Jeff Carter's goal at 13:42 of overtime gave the Kings a 2-1 victory against the New Jersey Devils in Game 2 of the Stanley Cup Final at the Prudential Center on Saturday night -- and has the Kings halfway to their ultimate goal.
Los Angeles, which is now 10-0 on the road this spring, will host the Devils for Games 3 and 4 on Monday (8 p.m. ET; NBCSN, CBC, RDS) and Wednesday, respectively. While they have a chance to assure themselves of a championship without having to travel to the East Coast again, the Kings refuse to get ahead of themselves.
"You've got to keep your eye on the prize," forward Justin Williams said. "We haven't accomplished anything yet. You look at last year -- who won the first two games and who ended up winning the Stanley Cup? Yes, we're going back home in front of our hometown fans and we're excited about that. I'm sure they are, too. But it's a quicker turnaround then it was with Game 1 and Game 2."
There's a chance fatigue could be a factor in Game 3. Not only do the Kings and Devils now have to fly coast to coast, but this is the first Stanley Cup Final since 1951 that required overtime in each of the first two games. Los Angeles improved to 4-0 in OT this postseason thanks to Carter's tally. The post-game celebrating, however, will be short-lived.
"I think we have to reset, refocus," said defenseman Drew Doughty, who scored one of the prettiest goals of the postseason in the opening period to give the Kings an early lead. "We have to go back to L.A. as if the series is just starting. We have home-ice advantage and we have to take the first two at home.
"We're happy that we got the first two. But going home on the plane tonight, we're trying to forget about those games. We're obviously going to learn what we did right and wrong, but going back home, it's a whole new series."

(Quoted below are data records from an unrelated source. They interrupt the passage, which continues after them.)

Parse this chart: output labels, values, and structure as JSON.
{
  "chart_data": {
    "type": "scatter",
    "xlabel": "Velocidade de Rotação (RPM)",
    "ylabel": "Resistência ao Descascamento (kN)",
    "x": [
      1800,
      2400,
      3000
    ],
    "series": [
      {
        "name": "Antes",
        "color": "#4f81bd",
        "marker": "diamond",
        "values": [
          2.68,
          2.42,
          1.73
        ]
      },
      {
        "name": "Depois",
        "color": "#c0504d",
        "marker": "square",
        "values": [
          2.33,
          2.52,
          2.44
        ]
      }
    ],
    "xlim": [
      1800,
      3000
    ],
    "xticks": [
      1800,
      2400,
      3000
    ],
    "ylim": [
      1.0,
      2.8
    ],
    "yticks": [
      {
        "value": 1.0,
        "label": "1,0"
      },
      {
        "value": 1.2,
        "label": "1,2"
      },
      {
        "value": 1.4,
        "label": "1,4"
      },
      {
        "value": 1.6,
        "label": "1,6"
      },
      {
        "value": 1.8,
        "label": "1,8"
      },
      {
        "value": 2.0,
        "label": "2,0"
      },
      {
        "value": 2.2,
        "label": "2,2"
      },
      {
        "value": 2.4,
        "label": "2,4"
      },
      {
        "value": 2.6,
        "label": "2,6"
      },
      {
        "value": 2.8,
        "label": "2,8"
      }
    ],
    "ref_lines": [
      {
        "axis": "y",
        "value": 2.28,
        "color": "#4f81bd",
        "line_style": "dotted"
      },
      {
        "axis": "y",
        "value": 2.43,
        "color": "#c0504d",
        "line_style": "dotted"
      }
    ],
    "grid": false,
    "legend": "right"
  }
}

It certainly will be a whole new series if the bounces go the Devils' way in Game 3. Considering just how hard they had to work to survive the first two games here, the Kings know the Devils are going to be playing with desperation Monday night at Staples Center.
"Obviously, they might be on their heels a little bit," Doughty said. "I think going into L.A., they're going to come out hard. They're playing desperate. They know they have to win four out of five now. They're going to be playing their best hockey. I think these first two games we haven't been at our best, so it's about time we pick up our socks and play our best hockey, too."
A raucous environment awaits the teams Monday night in Los Angeles, where the Kings have played just six of 16 games this postseason. Their hard work on the road across the past two months has them in position to celebrate in front of their fans.
But the Kings understand it's not going to come easy.
"We're obviously very happy with where we're at," Williams said. "We're not satisfied as of yet. We accomplished what we wanted to do here. We won two games. Now we're going to play in front of our hometown fans."
"A big two wins," center Jarret Stoll added, "but we're halfway there and it's a tough battle to go."